Panie trenerze, proszę o kilka słów komentarza do derbów Mazowsza…


Tomasz Redzimski (trener Bogorii): Znamy siłę zespołu z Nadarzyna i przede wszystkim podeszliśmy do tego meczu poważnie. Rozmawialiśmy o tym, czego możemy się spodziewać po naszych przeciwnikach, dlatego byliśmy dobrze przygotowani. W ustawieniu zależało mi między innymi na tym, by Daniel Górak zagrał z Marcinem Kusińskim, ponieważ poniekąd traktuję tę grę jako mały sprawdzian przed piątkowym meczem Ligi Mistrzów. Daniel potwierdził, że jest w dobrej formie, a jego tenis stołowy jest coraz bardziej urozmaicony i trudniejszy. To kolejne jego zwycięstwo w lidze w bardzo dobrym stylu. Wandzi mówił mi przed tym meczem, że w przeszłości miewał kłopoty z Szymkiem Malickim. Dzisiaj tego zupełnie nie było widać. Była to bardzo krótka gra do dwóch, trzech i czterech. W ostatniej grze Wenliang miał sporą przewagę, ale grał bardzo nierówno. Prowadził 6-0, po czym przegrywał 7-8. To świadczy o tym, że Chińczyk szybko rozkojarza się przy prowadzeniu. Brak uwagi od razu kosztuje go stratą punktów. Zbyszek Grześlak jest zawodnikiem grającym bardzo uważnie i walczącym o każdą piłkę. Mimo wszystko Wenliang potrafił się zmobilizować w decydujących momentach i wygraliśmy 3-0. Chciałem podkreślić dobry styl, w jakim zwyciężyliśmy w tym spotkaniu. Uważam, że chłopaki są w dobrej dyspozycji przed piątkowym meczem w Duesseldorfie. Musimy być jednak świadomi bardziej wymagającego piątkowego rywala.
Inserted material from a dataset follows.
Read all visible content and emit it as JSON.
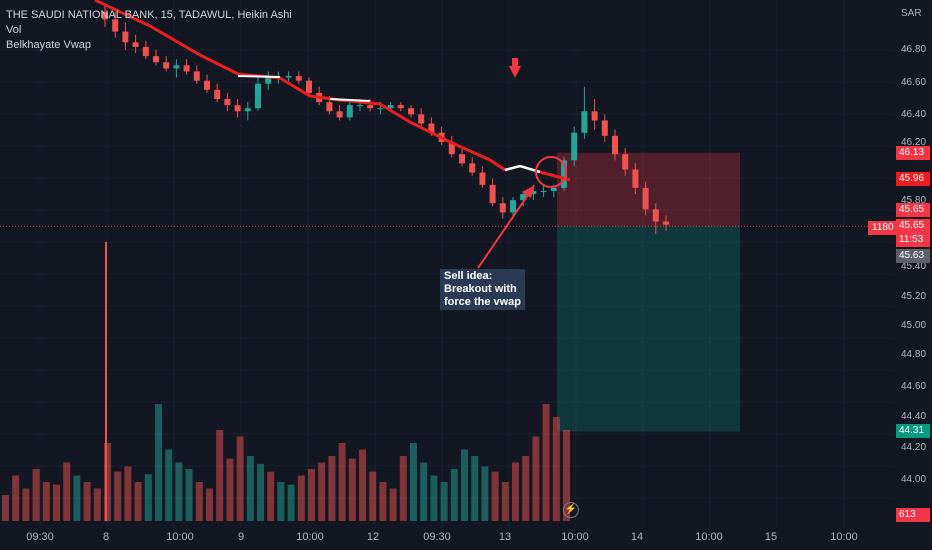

 W piątek Liga Mistrzów, a we wtorek ekstraklasa i mecz Grodzisk kontra Rzeszów. To będzie kolejne ważne przetarcie przed hitem z Gorzovią…

 

– Tak, rzeczywiście. Kalendarz jest teraz bardzo napięty, ale my bardzo dobrze wykorzystaliśmy czas, w którym nie było rozgrywek. Zdawaliśmy sobie sprawę, że chcemy wypracować sobie pewną dyspozycję poprzez trening, bo później po prostu nie będzie na niego czasu. Wiele meczów i wiele podróży uniemożliwia dobry trening. Jestem spokojny o najbliższy czas i wierzę, że chłopaki będą w stanie utrzymać znakomitą dyspozycję. Doceniamy jednak klasę przeciwników i będziemy na pewno analizować grę zawodników z Duesseldorfu oraz Rzeszowa i Gorzowa. Będziemy gotowi do gry.

 

Daniel, wygraliście w derbach Mazowsza 3-0 z GLKS…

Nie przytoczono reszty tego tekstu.